11.30.060 Hearing examiner qualifications and eligibility.

(a)    Qualifications.

(1)    The city of Connell hearing examiner shall have the following qualifications to be considered eligible for the position:

(A)    A bachelor’s degree in urban and regional planning, land use law, or closely related field; and/or

(B)    Five years of experience in one of the above-listed professions; and/or

(C)    Five years of experience in conducting and/or participating in public hearings; and/or

(D)    A practicing professional planner, land use lawyer, or closely related profession; and/or

(E)    Employees of nonconflicting agencies (both public and private), law firms, or other closely related professions are eligible. (Ord. 917 § 1 (part), 2012: Ord. 819 § 9 (part), 2007. Formerly 17.85.060).

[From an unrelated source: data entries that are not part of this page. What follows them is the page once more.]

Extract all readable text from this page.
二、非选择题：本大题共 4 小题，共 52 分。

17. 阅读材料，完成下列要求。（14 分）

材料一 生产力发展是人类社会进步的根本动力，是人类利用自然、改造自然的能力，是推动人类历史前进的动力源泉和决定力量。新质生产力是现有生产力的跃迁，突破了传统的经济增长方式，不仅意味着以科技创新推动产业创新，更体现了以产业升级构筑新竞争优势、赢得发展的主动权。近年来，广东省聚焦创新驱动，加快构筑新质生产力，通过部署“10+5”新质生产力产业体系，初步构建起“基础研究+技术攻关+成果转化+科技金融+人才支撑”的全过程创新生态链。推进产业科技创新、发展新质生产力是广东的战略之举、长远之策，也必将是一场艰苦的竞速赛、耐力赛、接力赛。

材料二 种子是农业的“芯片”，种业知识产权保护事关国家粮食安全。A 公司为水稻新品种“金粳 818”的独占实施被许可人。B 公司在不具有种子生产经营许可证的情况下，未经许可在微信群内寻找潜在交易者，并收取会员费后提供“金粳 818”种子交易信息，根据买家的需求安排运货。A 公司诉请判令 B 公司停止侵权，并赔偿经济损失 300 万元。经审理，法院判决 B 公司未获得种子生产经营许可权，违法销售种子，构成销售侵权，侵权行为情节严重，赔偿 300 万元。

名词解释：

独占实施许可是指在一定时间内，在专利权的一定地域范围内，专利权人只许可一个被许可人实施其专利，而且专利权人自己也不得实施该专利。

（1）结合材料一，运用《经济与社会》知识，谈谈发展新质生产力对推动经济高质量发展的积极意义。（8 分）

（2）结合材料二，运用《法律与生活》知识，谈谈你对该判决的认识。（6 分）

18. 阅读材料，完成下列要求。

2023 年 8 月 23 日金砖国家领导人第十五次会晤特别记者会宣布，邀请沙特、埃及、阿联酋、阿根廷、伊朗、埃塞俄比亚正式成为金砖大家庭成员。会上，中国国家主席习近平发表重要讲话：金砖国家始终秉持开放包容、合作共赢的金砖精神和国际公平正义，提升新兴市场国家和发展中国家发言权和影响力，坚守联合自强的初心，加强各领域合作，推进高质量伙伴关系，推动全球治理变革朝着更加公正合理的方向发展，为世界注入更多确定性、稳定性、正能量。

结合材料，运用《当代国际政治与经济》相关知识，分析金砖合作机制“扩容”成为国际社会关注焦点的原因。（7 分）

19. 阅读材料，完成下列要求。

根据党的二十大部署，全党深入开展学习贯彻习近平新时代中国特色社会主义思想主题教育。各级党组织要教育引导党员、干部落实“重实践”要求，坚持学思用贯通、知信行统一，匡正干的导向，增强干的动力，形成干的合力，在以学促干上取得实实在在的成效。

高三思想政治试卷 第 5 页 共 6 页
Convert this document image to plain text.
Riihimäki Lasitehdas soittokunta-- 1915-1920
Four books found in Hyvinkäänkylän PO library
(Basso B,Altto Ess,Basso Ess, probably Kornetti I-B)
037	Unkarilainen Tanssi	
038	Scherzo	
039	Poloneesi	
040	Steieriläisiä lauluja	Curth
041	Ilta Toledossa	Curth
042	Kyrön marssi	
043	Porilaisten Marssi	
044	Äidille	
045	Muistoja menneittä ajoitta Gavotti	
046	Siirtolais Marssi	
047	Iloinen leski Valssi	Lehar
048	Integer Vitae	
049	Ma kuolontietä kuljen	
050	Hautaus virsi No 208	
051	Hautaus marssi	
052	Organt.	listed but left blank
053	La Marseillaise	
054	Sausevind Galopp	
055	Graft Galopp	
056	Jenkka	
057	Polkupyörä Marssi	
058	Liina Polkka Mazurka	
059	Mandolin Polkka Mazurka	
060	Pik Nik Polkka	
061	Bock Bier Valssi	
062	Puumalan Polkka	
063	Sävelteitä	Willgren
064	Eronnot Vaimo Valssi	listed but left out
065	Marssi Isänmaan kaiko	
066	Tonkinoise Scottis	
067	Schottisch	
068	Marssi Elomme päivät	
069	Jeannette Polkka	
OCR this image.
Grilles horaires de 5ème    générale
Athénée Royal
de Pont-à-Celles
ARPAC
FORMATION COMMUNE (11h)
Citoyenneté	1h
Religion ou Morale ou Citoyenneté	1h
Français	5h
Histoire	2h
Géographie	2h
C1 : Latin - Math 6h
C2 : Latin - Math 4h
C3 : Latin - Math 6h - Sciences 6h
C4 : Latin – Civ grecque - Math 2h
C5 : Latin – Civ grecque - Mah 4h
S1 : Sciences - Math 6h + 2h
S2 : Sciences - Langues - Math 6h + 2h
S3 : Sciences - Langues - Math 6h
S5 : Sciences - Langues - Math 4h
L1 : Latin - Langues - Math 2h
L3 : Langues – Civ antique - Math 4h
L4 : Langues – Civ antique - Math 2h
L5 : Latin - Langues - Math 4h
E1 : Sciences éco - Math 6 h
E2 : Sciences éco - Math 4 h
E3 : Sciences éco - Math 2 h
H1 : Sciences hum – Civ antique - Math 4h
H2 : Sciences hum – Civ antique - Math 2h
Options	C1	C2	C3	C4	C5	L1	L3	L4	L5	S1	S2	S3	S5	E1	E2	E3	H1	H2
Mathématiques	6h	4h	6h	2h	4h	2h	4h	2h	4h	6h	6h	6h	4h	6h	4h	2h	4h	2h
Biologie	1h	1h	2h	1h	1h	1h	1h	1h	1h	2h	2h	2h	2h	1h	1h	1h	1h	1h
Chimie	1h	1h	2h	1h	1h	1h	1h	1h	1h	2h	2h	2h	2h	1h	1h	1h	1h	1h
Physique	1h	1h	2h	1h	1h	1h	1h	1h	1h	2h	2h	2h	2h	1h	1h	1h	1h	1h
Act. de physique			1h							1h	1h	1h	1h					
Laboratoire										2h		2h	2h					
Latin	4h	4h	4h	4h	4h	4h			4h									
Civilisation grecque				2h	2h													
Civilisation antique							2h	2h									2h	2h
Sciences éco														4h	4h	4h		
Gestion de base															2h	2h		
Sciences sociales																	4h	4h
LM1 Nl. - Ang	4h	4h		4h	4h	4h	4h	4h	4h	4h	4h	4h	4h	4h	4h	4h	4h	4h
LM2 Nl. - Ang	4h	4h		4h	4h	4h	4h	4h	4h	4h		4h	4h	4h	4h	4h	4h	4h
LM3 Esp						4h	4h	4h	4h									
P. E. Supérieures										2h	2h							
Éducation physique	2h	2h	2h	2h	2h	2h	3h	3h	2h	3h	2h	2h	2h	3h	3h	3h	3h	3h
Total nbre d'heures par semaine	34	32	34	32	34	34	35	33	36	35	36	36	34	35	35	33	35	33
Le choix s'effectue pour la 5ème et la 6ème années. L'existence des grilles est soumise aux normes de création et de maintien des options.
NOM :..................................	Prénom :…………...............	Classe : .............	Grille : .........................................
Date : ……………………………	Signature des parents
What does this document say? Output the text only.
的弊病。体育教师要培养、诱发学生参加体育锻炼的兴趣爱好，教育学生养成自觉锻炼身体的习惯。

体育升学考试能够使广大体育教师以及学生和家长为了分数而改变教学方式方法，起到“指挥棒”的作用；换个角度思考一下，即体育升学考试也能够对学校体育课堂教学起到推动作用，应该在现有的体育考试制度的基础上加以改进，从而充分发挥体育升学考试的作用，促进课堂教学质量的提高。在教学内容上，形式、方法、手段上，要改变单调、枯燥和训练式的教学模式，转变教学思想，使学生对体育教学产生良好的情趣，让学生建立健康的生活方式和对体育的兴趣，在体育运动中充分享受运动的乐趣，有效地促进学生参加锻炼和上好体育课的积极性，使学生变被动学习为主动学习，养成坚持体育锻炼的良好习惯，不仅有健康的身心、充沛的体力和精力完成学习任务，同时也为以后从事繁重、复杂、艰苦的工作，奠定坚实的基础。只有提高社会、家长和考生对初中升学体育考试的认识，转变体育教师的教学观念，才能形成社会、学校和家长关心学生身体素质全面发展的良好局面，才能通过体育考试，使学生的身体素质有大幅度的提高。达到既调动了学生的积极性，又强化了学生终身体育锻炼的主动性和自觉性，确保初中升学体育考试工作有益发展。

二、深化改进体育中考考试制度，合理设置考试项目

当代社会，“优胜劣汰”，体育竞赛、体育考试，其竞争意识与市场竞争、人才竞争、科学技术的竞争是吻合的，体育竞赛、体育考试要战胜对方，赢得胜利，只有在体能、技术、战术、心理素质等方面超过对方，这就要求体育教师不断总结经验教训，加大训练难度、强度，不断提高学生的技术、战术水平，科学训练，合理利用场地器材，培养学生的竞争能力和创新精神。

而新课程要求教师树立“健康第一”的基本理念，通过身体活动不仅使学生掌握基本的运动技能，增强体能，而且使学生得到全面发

11.30.070 Hearing examiner appointment and term.

(a)    Appointment.

(1)    Appointment of the city of Connell hearing examiner shall be made by a majority vote of the city council after consideration of experience and qualifications.

(b)    Term.

(1)    The term of the city of Connell hearing examiner shall be for two years, subject to the city’s right to terminate as set forth in Section 11.30.080.

(2)    There is no limit to the number of terms that any one hearing examiner can serve. (Ord. 917 § 1 (part), 2012: Ord. 819 § 9 (part), 2007. Formerly 17.85.070).

11.30.080 Hearing examiner removal.

(a)    Removal.

(1)    The hearing examiner may be removed from office by a majority vote of the Connell city council after consideration of a recommendation as to removal or nonremoval from the city administrator or planning and building director. (Ord. 917 § 1 (part), 2012: Ord. 819 § 9 (part), 2007. Formerly 17.85.080).

11.30.090 Hearing examiner reimbursement.

(a)    Reimbursement.

(1)    The Connell city hearing examiner will be compensated in a contract approved by the city council. (Ord. 917 § 1 (part), 2012: Ord. 819 § 9 (part), 2007. Formerly 17.85.090).